Langer Corey J
Fox Chase Cancer Center, Philadelphia, PA 19111, USA.
Clin Lung Cancer. 2003 Jan;4 Suppl 2:S45-9. doi: 10.3816/clc.2003.s.003.
The median survival for patients with locally advanced non-small-cell lung cancer (NSCLC) remains 18 months, at best, in cooperative group efforts. Integrating new agents into the standard combined modality treatment paradigm is a daunting challenge. Gemcitabine has activity in advanced NSCLC and is a potent radiosensitizer, but preclinical trials did not delineate an optimal dose or schedule, and early attempts to graft full-dose gemcitabine (1000 mg/m2/week) onto standard radical thoracic radiation therapy (RT) were marked by significant grade 4 and 5 toxicity. More recent trials, however, have shown that attenuated doses of 150-300 mg/m2/week during radiation (XRT) are safer and potentially efficacious. Higher doses produce dose-limiting esophageal and pulmonary toxicities. Using a twice-weekly schedule, the maximum tolerated dose is 35 mg/m2. The use of 3 dimensional conformal RT may enable significant dose escalations while substantially reducing esophageal exposure and minimizing toxicity. The cooperative oncology groups are just beginning to evaluate gemcitabine in this setting. Cancer and Leukemia Group B, in a randomized phase II study, assessed combination gemcitabine and cisplatin in both the induction and radiosensitizing setting. During the induction phase, gemcitabine was given 1250 mg/m2 on days 1 and 8 every 3 weeks for 2 cycles in combination with cisplatin 80 mg/m2 every 3 weeks, and then reduced to 600 mg/m2 days 1 and 8 every 3 weeks during XRT. The overall response rate was 63% with median survival of 18.3 months and 1-year and 3-year survival rates of 68% and 28%, respectively. Radiation Therapy Oncology Group is currently spearheading a phase I study of concurrent radiation and weekly gemcitabine in combination with either weekly carboplatin or paclitaxel. Ongoing efforts will also evaluate the role of gemcitabine either alone or in combination with docetaxel in the consolidation setting after definitive chemoradiation has been completed. Whether gemcitabine in combination with radiation, with or without other agents, will ultimately prove superior to standard chemoradiation regimens remains to be determined.

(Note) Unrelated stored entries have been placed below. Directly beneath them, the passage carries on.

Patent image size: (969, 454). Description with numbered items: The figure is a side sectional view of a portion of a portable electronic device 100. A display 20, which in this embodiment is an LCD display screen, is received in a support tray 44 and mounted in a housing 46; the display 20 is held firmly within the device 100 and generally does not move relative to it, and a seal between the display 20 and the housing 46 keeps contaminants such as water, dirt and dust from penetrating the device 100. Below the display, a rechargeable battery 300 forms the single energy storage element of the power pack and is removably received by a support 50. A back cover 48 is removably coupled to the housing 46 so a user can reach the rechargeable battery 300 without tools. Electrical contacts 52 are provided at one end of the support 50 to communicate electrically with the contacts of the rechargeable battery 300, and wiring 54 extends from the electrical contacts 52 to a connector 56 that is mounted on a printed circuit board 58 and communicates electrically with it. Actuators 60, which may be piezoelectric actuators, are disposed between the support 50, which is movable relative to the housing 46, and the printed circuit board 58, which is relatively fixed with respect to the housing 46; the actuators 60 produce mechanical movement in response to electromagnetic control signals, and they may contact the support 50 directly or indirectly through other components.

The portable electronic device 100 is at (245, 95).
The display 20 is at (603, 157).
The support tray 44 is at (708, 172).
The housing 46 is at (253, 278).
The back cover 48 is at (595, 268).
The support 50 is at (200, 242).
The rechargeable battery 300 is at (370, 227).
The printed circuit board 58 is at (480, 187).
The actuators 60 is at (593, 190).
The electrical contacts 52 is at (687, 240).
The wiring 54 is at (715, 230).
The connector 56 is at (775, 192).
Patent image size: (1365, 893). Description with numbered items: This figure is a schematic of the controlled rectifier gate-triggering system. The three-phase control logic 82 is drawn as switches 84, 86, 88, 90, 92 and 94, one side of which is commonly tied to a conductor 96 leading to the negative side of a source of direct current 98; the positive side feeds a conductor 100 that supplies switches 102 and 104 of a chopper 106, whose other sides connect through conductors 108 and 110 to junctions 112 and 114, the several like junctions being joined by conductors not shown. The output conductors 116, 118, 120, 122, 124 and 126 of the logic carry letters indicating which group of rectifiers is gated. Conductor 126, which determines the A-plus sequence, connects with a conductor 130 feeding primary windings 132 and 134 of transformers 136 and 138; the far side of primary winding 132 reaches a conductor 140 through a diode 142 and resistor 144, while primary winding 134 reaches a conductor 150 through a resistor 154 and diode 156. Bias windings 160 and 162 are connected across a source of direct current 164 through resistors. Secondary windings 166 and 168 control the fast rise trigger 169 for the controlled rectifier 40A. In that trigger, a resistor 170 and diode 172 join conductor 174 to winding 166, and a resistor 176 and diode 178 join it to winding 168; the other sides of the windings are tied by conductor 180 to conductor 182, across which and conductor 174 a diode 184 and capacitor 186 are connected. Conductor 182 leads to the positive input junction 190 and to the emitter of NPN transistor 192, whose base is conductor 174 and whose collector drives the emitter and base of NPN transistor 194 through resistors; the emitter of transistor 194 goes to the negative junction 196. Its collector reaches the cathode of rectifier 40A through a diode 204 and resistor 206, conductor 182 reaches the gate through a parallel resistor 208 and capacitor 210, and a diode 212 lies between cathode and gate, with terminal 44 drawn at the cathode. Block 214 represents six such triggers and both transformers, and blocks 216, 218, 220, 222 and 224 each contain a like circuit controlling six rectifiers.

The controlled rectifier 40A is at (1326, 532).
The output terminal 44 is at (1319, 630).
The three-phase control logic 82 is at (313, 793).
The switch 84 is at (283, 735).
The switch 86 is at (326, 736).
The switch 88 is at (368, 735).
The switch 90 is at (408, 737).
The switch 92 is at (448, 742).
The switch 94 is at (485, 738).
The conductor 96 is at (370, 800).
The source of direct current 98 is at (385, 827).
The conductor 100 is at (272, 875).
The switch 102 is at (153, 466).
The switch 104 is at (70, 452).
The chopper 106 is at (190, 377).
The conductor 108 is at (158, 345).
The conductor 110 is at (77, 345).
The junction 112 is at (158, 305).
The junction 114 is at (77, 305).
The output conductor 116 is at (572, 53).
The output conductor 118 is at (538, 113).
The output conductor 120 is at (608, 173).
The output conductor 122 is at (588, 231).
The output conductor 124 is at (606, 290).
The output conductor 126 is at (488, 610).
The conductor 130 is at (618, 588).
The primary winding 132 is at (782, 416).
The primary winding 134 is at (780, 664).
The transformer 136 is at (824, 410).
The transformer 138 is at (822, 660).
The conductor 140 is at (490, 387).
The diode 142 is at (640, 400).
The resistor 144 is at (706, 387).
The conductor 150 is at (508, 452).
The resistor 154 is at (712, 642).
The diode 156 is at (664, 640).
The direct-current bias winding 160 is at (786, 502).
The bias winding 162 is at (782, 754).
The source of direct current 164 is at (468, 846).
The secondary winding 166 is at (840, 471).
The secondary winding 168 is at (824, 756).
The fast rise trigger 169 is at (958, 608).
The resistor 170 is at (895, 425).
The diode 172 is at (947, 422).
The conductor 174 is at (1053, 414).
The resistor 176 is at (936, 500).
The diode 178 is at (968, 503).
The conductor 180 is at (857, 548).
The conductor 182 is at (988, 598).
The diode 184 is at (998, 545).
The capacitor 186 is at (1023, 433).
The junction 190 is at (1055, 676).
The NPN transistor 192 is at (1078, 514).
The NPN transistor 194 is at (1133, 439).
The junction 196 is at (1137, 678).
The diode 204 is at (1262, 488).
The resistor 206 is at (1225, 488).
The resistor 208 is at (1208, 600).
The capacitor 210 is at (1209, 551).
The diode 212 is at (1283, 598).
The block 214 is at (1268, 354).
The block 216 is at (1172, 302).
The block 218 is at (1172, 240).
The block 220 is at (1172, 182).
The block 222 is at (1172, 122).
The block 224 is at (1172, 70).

在协作组的研究中,局部晚期非小细胞肺癌(NSCLC)患者的中位生存期最多仍为18个月。将新药物纳入标准的综合治疗模式是一项艰巨的挑战。吉西他滨对晚期NSCLC有活性,且是一种有效的放射增敏剂,但临床前试验并未确定最佳剂量或给药方案,早期将全剂量吉西他滨(1000mg/m²/周)与标准根治性胸部放疗(RT)联合应用的尝试出现了显著的4级和5级毒性反应。然而,最近的试验表明,放疗(XRT)期间每周150 - 300mg/m²的减毒剂量更安全且可能有效。更高剂量会产生剂量限制性的食管和肺部毒性。采用每周两次的给药方案,最大耐受剂量为35mg/m²。使用三维适形放疗可在显著减少食管受照剂量并将毒性降至最低的同时实现剂量大幅增加。肿瘤协作组才刚刚开始在这种情况下评估吉西他滨。癌症与白血病B组(Cancer and Leukemia Group B)在一项随机II期研究中,评估了吉西他滨联合顺铂在诱导治疗和放射增敏治疗中的应用。在诱导期,吉西他滨每3周的第1天和第8天给予1250mg/m²,共2个周期,联合每3周80mg/m²的顺铂,然后在XRT期间减至每3周第1天和第8天600mg/m²。总体缓解率为63%,中位生存期为18.3个月,1年和3年生存率分别为68%和28%。放射肿瘤学组(Radiation Therapy Oncology Group)目前正在牵头开展一项I期研究,评估同步放疗联合每周一次的吉西他滨,再联合每周一次的卡铂或紫杉醇。正在进行的研究还将评估吉西他滨单独或与多西他赛联合在确定性放化疗完成后的巩固治疗中的作用。吉西他滨联合放疗,无论是否联合其他药物,最终是否优于标准放化疗方案仍有待确定。